部分香港學生嫌棄行禮如儀的維園燭光集會,但對內地人來説,集會卻是唯一可悼念六四死難者、控訴中共政權的民主地。來自四川的余先生連續第二年來港,不懼風雨怎麼打,更不怕秋後算帳,仍相信自由開花。下午4時許他已在維園手持標語,支持支聯會,「在大陸不敢說,在香港也不敢說,那不行的」。
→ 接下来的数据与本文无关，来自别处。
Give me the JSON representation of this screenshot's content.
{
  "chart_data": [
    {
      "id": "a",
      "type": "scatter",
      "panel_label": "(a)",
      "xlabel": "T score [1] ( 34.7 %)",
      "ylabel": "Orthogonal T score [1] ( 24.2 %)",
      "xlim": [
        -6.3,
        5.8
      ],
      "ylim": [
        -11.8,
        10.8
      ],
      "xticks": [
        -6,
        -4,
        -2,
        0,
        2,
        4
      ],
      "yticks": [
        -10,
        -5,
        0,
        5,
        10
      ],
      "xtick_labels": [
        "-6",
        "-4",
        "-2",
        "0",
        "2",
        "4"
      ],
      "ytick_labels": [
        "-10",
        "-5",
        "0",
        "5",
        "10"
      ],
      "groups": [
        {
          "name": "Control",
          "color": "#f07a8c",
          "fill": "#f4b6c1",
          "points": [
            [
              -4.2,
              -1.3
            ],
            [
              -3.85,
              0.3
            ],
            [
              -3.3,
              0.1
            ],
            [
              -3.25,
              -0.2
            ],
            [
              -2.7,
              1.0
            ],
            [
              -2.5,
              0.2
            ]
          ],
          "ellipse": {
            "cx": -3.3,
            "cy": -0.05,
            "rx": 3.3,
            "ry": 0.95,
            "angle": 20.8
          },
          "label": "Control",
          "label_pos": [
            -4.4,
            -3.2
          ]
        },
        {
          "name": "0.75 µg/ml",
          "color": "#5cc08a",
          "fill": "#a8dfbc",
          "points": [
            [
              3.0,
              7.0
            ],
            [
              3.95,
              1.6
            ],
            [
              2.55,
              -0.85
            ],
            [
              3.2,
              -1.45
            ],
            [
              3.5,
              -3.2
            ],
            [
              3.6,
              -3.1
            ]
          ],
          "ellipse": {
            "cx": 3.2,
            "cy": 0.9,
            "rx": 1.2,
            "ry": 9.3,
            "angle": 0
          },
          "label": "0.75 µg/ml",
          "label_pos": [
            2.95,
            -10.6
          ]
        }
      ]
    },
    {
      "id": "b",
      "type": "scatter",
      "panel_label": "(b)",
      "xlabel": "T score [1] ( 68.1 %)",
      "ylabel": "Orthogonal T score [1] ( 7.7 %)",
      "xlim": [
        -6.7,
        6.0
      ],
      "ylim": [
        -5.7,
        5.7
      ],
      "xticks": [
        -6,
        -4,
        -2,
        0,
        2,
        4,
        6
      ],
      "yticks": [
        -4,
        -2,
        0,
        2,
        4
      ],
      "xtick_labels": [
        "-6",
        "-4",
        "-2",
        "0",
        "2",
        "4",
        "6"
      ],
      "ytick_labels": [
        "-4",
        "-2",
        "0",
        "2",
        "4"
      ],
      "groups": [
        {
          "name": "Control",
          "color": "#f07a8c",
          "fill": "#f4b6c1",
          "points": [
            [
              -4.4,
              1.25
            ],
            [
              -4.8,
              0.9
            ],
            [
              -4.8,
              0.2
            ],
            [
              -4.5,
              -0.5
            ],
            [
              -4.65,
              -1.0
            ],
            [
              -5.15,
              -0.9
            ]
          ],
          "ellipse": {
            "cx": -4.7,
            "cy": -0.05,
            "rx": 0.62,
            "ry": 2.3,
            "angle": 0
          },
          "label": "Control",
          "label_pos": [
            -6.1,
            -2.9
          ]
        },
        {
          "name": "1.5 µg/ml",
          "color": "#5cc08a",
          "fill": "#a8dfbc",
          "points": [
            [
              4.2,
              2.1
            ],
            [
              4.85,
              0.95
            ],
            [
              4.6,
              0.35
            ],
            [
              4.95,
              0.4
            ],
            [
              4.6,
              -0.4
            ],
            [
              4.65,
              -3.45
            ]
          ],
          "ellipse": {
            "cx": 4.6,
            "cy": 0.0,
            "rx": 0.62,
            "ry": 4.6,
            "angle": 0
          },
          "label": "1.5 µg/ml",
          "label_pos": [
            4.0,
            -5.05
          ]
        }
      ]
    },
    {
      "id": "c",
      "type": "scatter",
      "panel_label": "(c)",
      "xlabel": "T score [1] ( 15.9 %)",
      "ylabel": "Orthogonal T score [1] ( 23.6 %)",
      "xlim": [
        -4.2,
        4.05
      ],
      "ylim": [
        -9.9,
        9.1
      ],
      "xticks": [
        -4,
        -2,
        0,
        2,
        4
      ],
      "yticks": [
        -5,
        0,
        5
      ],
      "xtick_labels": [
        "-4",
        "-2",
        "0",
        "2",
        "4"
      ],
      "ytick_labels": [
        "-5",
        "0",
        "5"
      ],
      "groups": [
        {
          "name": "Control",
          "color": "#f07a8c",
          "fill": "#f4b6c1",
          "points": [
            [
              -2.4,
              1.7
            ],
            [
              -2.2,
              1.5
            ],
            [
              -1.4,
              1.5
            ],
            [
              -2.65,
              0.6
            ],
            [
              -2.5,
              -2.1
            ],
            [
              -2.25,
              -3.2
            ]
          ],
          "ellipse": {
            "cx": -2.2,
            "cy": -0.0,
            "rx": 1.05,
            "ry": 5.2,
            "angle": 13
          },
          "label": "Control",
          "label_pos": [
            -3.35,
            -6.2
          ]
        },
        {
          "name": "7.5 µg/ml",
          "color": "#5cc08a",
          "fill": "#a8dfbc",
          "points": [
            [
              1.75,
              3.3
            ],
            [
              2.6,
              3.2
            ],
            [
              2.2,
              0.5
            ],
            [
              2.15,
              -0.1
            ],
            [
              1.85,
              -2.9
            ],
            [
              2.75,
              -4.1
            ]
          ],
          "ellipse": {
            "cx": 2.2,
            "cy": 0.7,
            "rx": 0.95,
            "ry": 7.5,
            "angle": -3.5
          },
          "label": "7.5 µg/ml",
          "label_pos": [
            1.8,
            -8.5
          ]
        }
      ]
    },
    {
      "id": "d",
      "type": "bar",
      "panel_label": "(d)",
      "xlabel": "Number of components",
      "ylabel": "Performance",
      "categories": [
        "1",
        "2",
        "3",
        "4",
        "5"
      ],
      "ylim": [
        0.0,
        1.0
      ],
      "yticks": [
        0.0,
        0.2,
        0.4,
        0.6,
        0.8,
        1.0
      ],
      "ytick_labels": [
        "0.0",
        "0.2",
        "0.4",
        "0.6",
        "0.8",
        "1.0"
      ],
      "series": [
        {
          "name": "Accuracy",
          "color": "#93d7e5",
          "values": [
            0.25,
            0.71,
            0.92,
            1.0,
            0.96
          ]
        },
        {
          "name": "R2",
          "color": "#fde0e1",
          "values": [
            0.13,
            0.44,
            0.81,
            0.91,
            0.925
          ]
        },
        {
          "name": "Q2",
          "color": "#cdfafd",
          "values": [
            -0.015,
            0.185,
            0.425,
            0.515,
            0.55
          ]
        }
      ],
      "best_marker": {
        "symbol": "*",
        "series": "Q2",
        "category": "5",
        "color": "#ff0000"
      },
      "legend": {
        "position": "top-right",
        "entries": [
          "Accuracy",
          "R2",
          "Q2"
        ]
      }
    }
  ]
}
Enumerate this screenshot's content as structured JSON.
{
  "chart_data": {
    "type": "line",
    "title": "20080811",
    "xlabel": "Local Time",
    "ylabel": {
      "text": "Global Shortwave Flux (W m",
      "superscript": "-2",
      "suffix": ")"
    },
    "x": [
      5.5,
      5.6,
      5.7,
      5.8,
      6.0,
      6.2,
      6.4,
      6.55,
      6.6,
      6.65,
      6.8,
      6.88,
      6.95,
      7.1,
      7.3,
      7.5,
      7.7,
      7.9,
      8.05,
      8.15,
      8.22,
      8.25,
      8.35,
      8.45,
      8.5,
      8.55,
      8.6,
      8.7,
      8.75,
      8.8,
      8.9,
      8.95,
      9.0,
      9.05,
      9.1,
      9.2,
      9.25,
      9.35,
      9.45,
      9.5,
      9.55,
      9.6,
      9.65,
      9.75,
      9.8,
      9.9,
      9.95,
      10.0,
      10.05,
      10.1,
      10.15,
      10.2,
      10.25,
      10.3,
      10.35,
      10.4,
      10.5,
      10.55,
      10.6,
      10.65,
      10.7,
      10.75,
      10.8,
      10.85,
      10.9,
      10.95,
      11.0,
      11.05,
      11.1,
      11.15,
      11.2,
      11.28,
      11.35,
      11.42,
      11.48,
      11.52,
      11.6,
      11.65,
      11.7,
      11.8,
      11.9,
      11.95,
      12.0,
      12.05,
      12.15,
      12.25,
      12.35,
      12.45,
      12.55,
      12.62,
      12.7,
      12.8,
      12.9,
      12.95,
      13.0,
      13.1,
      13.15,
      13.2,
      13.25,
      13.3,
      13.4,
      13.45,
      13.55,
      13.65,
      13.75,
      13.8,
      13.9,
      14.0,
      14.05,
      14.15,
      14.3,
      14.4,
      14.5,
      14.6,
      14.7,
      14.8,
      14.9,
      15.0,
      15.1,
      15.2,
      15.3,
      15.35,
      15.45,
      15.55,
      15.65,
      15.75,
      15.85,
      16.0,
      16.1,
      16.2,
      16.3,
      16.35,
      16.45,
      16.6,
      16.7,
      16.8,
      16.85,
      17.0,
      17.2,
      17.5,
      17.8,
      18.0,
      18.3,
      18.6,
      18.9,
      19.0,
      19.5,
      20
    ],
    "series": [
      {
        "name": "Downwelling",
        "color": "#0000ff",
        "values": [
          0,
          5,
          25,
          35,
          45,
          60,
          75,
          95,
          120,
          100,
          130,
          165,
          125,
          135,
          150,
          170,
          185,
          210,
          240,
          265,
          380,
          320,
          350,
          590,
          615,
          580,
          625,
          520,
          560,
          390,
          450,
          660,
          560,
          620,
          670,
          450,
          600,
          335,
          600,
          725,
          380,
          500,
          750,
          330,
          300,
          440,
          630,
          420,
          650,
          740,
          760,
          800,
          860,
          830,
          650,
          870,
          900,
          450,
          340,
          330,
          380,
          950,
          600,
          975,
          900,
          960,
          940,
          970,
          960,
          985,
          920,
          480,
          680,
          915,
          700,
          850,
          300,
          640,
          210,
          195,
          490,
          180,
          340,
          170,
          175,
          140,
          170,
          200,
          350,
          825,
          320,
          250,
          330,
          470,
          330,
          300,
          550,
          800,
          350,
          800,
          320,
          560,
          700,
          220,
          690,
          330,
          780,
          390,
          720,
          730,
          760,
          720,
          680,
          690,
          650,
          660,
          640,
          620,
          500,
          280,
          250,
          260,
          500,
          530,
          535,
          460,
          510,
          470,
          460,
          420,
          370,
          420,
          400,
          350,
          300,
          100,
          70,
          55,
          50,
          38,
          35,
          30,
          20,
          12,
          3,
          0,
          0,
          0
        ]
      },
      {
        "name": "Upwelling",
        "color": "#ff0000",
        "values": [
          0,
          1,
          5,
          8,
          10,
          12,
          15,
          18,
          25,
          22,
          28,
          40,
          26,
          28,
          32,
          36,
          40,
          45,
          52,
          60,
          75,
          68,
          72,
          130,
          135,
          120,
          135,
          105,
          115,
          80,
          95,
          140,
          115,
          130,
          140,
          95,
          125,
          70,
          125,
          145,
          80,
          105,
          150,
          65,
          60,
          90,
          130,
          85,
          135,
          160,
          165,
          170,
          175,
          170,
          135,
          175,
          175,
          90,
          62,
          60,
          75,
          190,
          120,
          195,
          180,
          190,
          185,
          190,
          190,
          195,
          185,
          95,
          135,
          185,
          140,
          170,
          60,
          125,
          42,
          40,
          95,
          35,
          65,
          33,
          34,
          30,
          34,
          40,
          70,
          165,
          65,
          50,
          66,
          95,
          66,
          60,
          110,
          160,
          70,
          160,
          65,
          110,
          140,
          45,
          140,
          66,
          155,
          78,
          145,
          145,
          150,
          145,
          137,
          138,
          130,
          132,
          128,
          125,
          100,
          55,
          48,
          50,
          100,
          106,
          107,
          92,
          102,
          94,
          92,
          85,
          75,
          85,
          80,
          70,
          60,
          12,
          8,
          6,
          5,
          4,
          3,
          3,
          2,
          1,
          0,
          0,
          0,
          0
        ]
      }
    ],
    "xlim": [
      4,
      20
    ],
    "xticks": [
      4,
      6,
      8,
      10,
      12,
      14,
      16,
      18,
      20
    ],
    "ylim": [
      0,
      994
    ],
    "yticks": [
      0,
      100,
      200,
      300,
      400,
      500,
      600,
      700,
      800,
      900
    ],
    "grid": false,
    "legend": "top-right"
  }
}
「我是來支持支聯會的。」42歲的余先生坦言,眼見香港的自由一直被打壓,今年特意再來港來支持支聯會堅守了27年的六四晚會。89年他15歲念初中,父母不許他外出,未有機會了解六四事件,長大後只能透過網絡了解來龍去脈。雖然身在內地,未敢大聲爭取,但在香港他無懼被清算,堅定地說:「我相信民主女神像終有一天會返回天安門廣場」,更深信六四定會有平反的一天。
他不認為學生另起爐灶悼念是壞事,「能遠離暴政的就是最好」,反而希望可以支撐本土力量,「我沒有理由反對香港人熄滅本土的蠟燭,但我希望我在維園點亮的燭光可以更照亮本土的力量,令本土的力量更旺盛。」
另一位來自上海50多歲網名為「茂盛」的女士自09年起均來到維園燃起燭光,今年已經是第7年,更曾遭禁錮監視。她活躍於網絡,為維權人士,因為自己的家園被沒收而留意中國人權問題,及後才了解到六四天安門事件。「我出來的時候轟動了全國」,茂盛因曾於六四時來港高調接受傳媒訪問而遭列入黑名單,但她不恐懼,「當時有六個公安在門口不許我出門,但我不怕,只怕下一年不能再來!」
即使被監視一年,她仍堅持用盡方法到香港參與六四晚會,「那時候海關都不讓我出來,說是上海政府不讓我出來,把我的證件剪掉了,這年比較(海關)鬆啦,我就偷偷過來了。」
同行50多歲網名「無度」指「量小非君子,無度不丈夫」是他對中共的感想,也是支持他維權的原因。無度指六四事件發生時30多歲,沒有上街,如常上班,其後得知事件,才氣憤走上維權路。